After finishing their meal, the family returned to their tour bus.
It was there that Cameron collapsed and went into shock in front of his parents and younger brother Aidan – before suffering cardiac arrest in the main square.
Seven-year-old Cameron Wahid (pictured) suffered severe anaphylactic shock while eating spaghetti pudding at a restaurant in the town of Ravello on the Amalfi Coast, where he was spending a semester with his family in 2015
Ms Wahid, who works as a nurse, managed to give her son an EpiPen, but it was too late.
Mr. Wahid administered CPR to his son before a visiting doctor stepped in to help him.
The schoolboy, from Grinstead, Sussex, died three days later, on October 30, 2015, in a hospital about 35 miles from Naples.

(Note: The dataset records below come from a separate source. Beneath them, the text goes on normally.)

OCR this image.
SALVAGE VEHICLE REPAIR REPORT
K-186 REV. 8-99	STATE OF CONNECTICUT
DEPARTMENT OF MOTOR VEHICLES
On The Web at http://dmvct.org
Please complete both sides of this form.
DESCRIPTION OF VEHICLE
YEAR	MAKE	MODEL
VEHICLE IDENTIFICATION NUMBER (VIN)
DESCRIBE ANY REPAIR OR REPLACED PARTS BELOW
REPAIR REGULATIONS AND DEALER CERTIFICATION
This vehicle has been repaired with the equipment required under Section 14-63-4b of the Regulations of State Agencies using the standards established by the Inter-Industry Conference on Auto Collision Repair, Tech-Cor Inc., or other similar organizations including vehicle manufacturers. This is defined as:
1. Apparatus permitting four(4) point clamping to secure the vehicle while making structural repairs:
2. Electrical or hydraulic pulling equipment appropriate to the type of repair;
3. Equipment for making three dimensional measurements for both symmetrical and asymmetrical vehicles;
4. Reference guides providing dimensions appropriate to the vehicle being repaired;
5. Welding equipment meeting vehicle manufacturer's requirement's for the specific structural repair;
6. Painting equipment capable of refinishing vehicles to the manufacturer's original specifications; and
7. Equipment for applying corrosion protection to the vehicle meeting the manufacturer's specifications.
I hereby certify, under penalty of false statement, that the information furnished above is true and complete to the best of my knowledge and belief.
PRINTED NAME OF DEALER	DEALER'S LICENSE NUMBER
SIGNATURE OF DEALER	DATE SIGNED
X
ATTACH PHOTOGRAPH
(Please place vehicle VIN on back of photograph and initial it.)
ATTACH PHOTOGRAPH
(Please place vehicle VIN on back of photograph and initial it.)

At an inquest in Horsham, Assistant Coroner Lisa Milner ruled that Cameron had died as a result of consuming milk or a dairy product.

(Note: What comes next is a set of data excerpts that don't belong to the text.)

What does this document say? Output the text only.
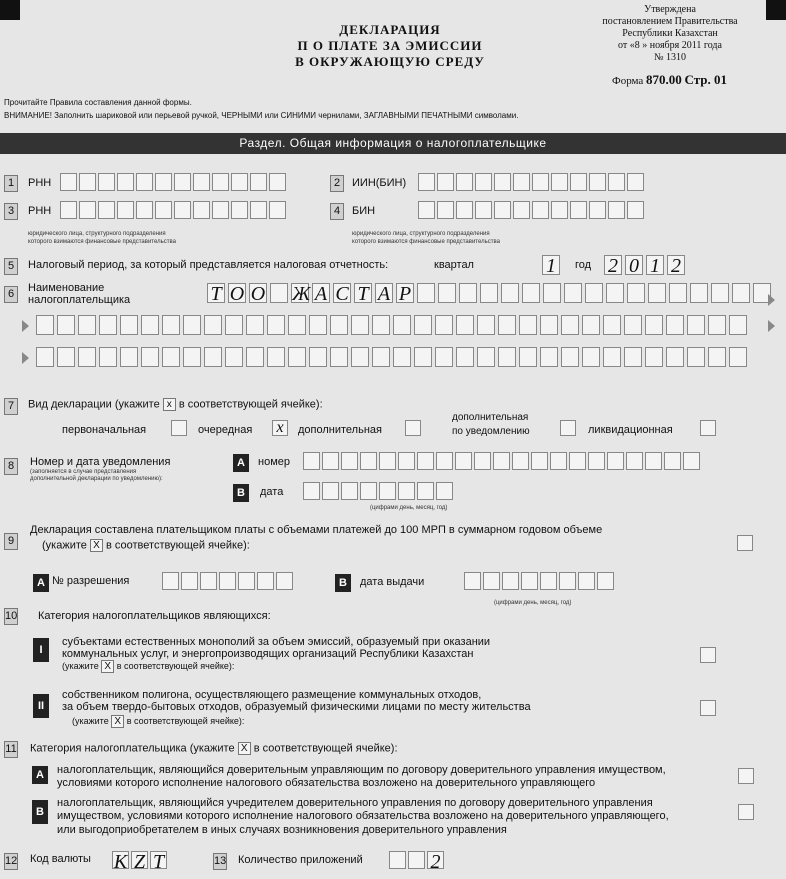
ДЕКЛАРАЦИЯ
П О ПЛАТЕ ЗА ЭМИССИИ
В ОКРУЖАЮЩУЮ СРЕДУ
Утверждена
постановлением Правительства
Республики Казахстан
от «8 » ноября 2011 года
№ 1310
Форма 870.00 Стр. 01
Прочитайте Правила составления данной формы.
ВНИМАНИЕ! Заполнить шариковой или перьевой ручкой, ЧЕРНЫМИ или СИНИМИ чернилами, ЗАГЛАВНЫМИ ПЕЧАТНЫМИ символами.
Раздел. Общая информация о налогоплательщике
1	РНН	2	ИИН(БИН)
3	РНН	4	БИН
юридического лица, структурного подразделения
которого взимаются финансовые представительства
юридического лица, структурного подразделения
которого взимаются финансовые представительства
5	Налоговый период, за который представляется налоговая отчетность:	квартал	1	год 2 0 1 2
6	Наименование
налогоплательщика	Т О О Ж А С Т А Р
7	Вид декларации (укажите x в соответствующей ячейке):
первоначальная	очередная x	дополнительная
дополнительная
по уведомлению	ликвидационная
8	Номер и дата уведомления
(заполняется в случае представления
дополнительной декларации по уведомлению):
A	номер
B	дата
(цифрами день, месяц, год)
9
Декларация составлена плательщиком платы с объемами платежей до 100 МРП в суммарном годовом объеме
(укажите X в соответствующей ячейке):
A № разрешения	B	дата выдачи
(цифрами день, месяц, год)
10 Категория налогоплательщиков являющихся:
I
субъектами естественных монополий за объем эмиссий, образуемый при оказании
коммунальных услуг, и энергопроизводящих организаций Республики Казахстан
(укажите X в соответствующей ячейке):
II
собственником полигона, осуществляющего размещение коммунальных отходов,
за объем твердо-бытовых отходов, образуемый физическими лицами по месту жительства
(укажите X в соответствующей ячейке):
11 Категория налогоплательщика (укажите X в соответствующей ячейке):
A	налогоплательщик, являющийся доверительным управляющим по договору доверительного управления имуществом,
условиями которого исполнение налогового обязательства возложено на доверительного управляющего
B
налогоплательщик, являющийся учредителем доверительного управления по договору доверительного управления
имуществом, условиями которого исполнение налогового обязательства возложено на доверительного управляющего,
или выгодоприобретателем в иных случаях возникновения доверительного управления
12 Код валюты K Z T	13 Количество приложений	2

She said: “I have no doubts that Cameron died on October 30 of hypoxic brain injury and cardiac arrest after consuming milk or a milk derivative.
“Before ordering, the family had informed the restaurant of her severe allergy, but the meal contained milk or a derivative that caused the brain damage and anaphylactic shock that resulted in her death,” the coroner said.
Her parents Cassandra and Rizwan Wahid, both 43, have warned staff at the Ravello restaurant (file image, pictured) that Cameron cannot have cheese or dairy.
Coroner Officer Mel Doyle told the inquest that Cassandra and Rizwan were aware of the severity of their son’s allergies and had informed restaurant staff.
“Her parents spoke to the staff about Cameron’s dairy allergy and were reassured that there was nothing in their food that could affect her,” Ms. Doyle said.
“The staff spoke English and understood what the family was saying to them.
“Cameron ate about four bites of homemade pasta with tomato sauce, then said he didn’t like the taste. After ten minutes, he started complaining that he was not feeling well.
The family was on a two week vacation in Sorrento when they took a trip and stopped at Scala restaurant on the Amalfi Coast.
Italian authorities have charged the restaurant manager, chef and waiter after Cameron’s death.
The manager died before the case could be brought, the boss was cleared and the two-year suspended sentence for the waiter was reduced to 12 months on appeal.
Mr Wahid said earlier this year: “Watching him go into anaphylactic shock and suffer like that was without a doubt the worst experience of our life.”
“He was a lovely little boy and always brightened our days.”